Towards the next generation data storage technology: Ultrafast optical control of magnetic materials

The study of all-optical control of materials mainly involves with exploiting interactions amongst the fundamental reservoirs of energy and angular momentum in materials: charge, spin and lattice. The interaction of femtosecond laser pulse with magnetic material triggers transfer of energy from the electrons into spin and lattice systems. The developments in various time-resolved pump-probe techniques allowed us to explore such interactions between these reservoirs, in metals, that occur at sub-picosecond to picosecond timescales. Investigating the interactions at ultrashort timescales is a key to obtain control over many phenomena such as ultrafast demagnetization, laser-induced magnetization reversal (all-optical switching), super-diffusive spin-transport, and even laser-induced magnetic phase-transition. My research goal is to explore mechanisms involving the aforementioned phenomena in advanced magnetic materials suitable for energy efficient spintronic technologies operating at terahertz (THz) frequencies. 

In my talk, I will address potential mechanisms involving the helicity (circular polarization)-independent and helicity-dependent all-optical switching (AOS) processes in both ferrimagnetic GdFeCo and ferromagnetic Co/Pt thin film systems. It has been demonstrated, in metallic magnets, that the loss of spin ordering to the laser excitation, i.e., ultrafast demagnetization triggers a flow of spin-polarized current oscillating at terahertz frequencies, which will eventually be converted to THz charge current when a heavy metal layer is placed next to the magnetic layer. I will present the laser-driven THz-signals, in Co/Pt bilayers, and their sensitivity to varied roughness, crystal structure, and intermixing at the interface. Finally, I will discuss the timescales of laser-induced phase-transition from antiferromagnetic to ferromagnetic phase in FeRh. Excitation of antiferromagnetic FeRh/Pt bilayer by femtosecond laser pulses results in an efficient emission of nearly single cycle THz pulse being an evidence for laser-induced changes of the magnetization in FeRh. The study based on double pump THz-emission spectroscopy technique reveals that the laser-induced phase-transition emerges at sub-nanosecond timescale, the speed that yields a further control over phase-transition by means of both temperature and applied magnetic field. 

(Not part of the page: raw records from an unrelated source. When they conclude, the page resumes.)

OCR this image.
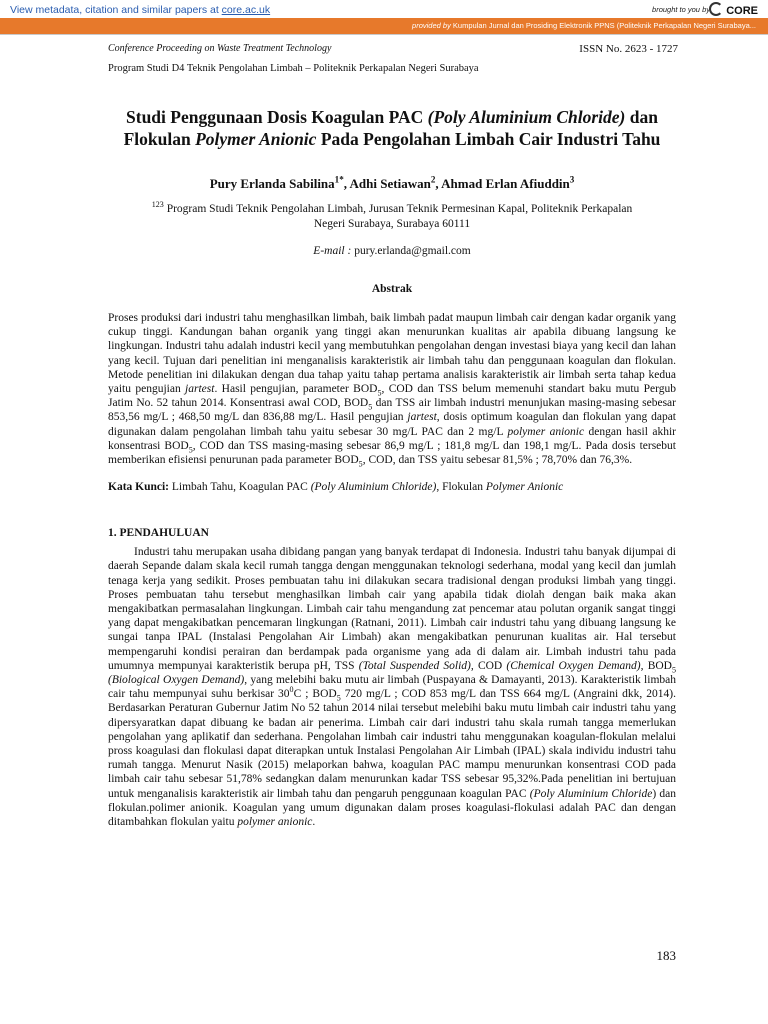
View metadata, citation and similar papers at core.ac.uk	brought to you by	CORE
provided by Kumpulan Jurnal dan Prosiding Elektronik PPNS (Politeknik Perkapalan Negeri Surabaya...
Conference Proceeding on Waste Treatment Technology	ISSN No. 2623 - 1727
Program Studi D4 Teknik Pengolahan Limbah – Politeknik Perkapalan Negeri Surabaya
Studi Penggunaan Dosis Koagulan PAC (Poly Aluminium Chloride) dan Flokulan Polymer Anionic Pada Pengolahan Limbah Cair Industri Tahu
Pury Erlanda Sabilina$^{1*}$, Adhi Setiawan$^2$, Ahmad Erlan Afiuddin$^3$
$^{123}$ Program Studi Teknik Pengolahan Limbah, Jurusan Teknik Permesinan Kapal, Politeknik Perkapalan Negeri Surabaya, Surabaya 60111
E-mail : pury.erlanda@gmail.com
Abstrak
Proses produksi dari industri tahu menghasilkan limbah, baik limbah padat maupun limbah cair dengan kadar organik yang cukup tinggi. Kandungan bahan organik yang tinggi akan menurunkan kualitas air apabila dibuang langsung ke lingkungan. Industri tahu adalah industri kecil yang membutuhkan pengolahan dengan investasi biaya yang kecil dan lahan yang kecil. Tujuan dari penelitian ini menganalisis karakteristik air limbah tahu dan penggunaan koagulan dan flokulan. Metode penelitian ini dilakukan dengan dua tahap yaitu tahap pertama analisis karakteristik air limbah serta tahap kedua yaitu pengujian jartest. Hasil pengujian, parameter $BOD_5$, COD dan TSS belum memenuhi standart baku mutu Pergub Jatim No. 52 tahun 2014. Konsentrasi awal COD, $BOD_5$ dan TSS air limbah industri menunjukan masing-masing sebesar 853,56 mg/L ; 468,50 mg/L dan 836,88 mg/L. Hasil pengujian jartest, dosis optimum koagulan dan flokulan yang dapat digunakan dalam pengolahan limbah tahu yaitu sebesar 30 mg/L PAC dan 2 mg/L polymer anionic dengan hasil akhir konsentrasi $BOD_5$, COD dan TSS masing-masing sebesar 86,9 mg/L ; 181,8 mg/L dan 198,1 mg/L. Pada dosis tersebut memberikan efisiensi penurunan pada parameter $BOD_5$, COD, dan TSS yaitu sebesar 81,5% ; 78,70% dan 76,3%.
Kata Kunci: Limbah Tahu, Koagulan PAC (Poly Aluminium Chloride), Flokulan Polymer Anionic
1. PENDAHULUAN
Industri tahu merupakan usaha dibidang pangan yang banyak terdapat di Indonesia. Industri tahu banyak dijumpai di daerah Sepande dalam skala kecil rumah tangga dengan menggunakan teknologi sederhana, modal yang kecil dan jumlah tenaga kerja yang sedikit. Proses pembuatan tahu ini dilakukan secara tradisional dengan produksi limbah yang tinggi. Proses pembuatan tahu tersebut menghasilkan limbah cair yang apabila tidak diolah dengan baik maka akan mengakibatkan permasalahan lingkungan. Limbah cair tahu mengandung zat pencemar atau polutan organik sangat tinggi yang dapat mengakibatkan pencemaran lingkungan (Ratnani, 2011). Limbah cair industri tahu yang dibuang langsung ke sungai tanpa IPAL (Instalasi Pengolahan Air Limbah) akan mengakibatkan penurunan kualitas air. Hal tersebut mempengaruhi kondisi perairan dan berdampak pada organisme yang ada di dalam air. Limbah industri tahu pada umumnya mempunyai karakteristik berupa pH, TSS (Total Suspended Solid), COD (Chemical Oxygen Demand), $BOD_5$ (Biological Oxygen Demand), yang melebihi baku mutu air limbah (Puspayana & Damayanti, 2013). Karakteristik limbah cair tahu mempunyai suhu berkisar $30^0C$ ; $BOD_5$ 720 mg/L ; COD 853 mg/L dan TSS 664 mg/L (Angraini dkk, 2014). Berdasarkan Peraturan Gubernur Jatim No 52 tahun 2014 nilai tersebut melebihi baku mutu limbah cair industri tahu yang dipersyaratkan dapat dibuang ke badan air penerima. Limbah cair dari industri tahu skala rumah tangga memerlukan pengolahan yang aplikatif dan sederhana. Pengolahan limbah cair industri tahu menggunakan koagulan-flokulan melalui pross koagulasi dan flokulasi dapat diterapkan untuk Instalasi Pengolahan Air Limbah (IPAL) skala individu industri tahu rumah tangga. Menurut Nasik (2015) melaporkan bahwa, koagulan PAC mampu menurunkan konsentrasi COD pada limbah cair tahu sebesar 51,78% sedangkan dalam menurunkan kadar TSS sebesar 95,32%.Pada penelitian ini bertujuan untuk menganalisis karakteristik air limbah tahu dan pengaruh penggunaan koagulan PAC (Poly Aluminium Chloride) dan flokulan.polimer anionik. Koagulan yang umum digunakan dalam proses koagulasi-flokulasi adalah PAC dan dengan ditambahkan flokulan yaitu polymer anionic.
183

BIO: Rajasekhar Medapalli is a postdoctoral researcher at the Center for Memory and Recording Research, University of California San Diego. His research mainly focuses on the all-optical control of (magnetic-)materials at nanometer length scales. He also fabricates rare-earth thin films based spintronic devices suitable for terahertz spintronics. Dr. Medapalli received his Ph.D. in Physics from Radboud University Nijmegen in 2014 focusing on efficient optical control of magnetization dynamics in metallic alloys. Prior to this, he received his M.Tech degree (Nanotechnology) from Amity University in 2009 and M.Sc degree (Physics) from Andhra University in 2007.   

References:
1)	“Efficiency of ultrafast laser-induced demagnetization in GdxFe100-X-YCoY alloys”,  R. Medapalli et al.,,  Phys. Rev. B 86, 054442 (2012). 
2)	“Multiscale dynamics of helicity-dependent all-optical magnetization reversal in ferromagnetic Co/Pt multilayers”, R. Medapalli et al., Physical Review B 96, 224421 (2017), 
3)	Accumulative Magnetic Switching of Ultrahigh-Density Recording Media by Circularly Polarized Light”, Y. K. Takahashi, R. Medapalli et al., Phys. Rev. Applied 6, 054004 (2016). 
4)	“THz emission from Co/Pt bilayers with varied roughness, crystal structure, and interface intermixing”, G. Li*, R. Medapalli* et al., submitted to the journal of Physical Review Materials.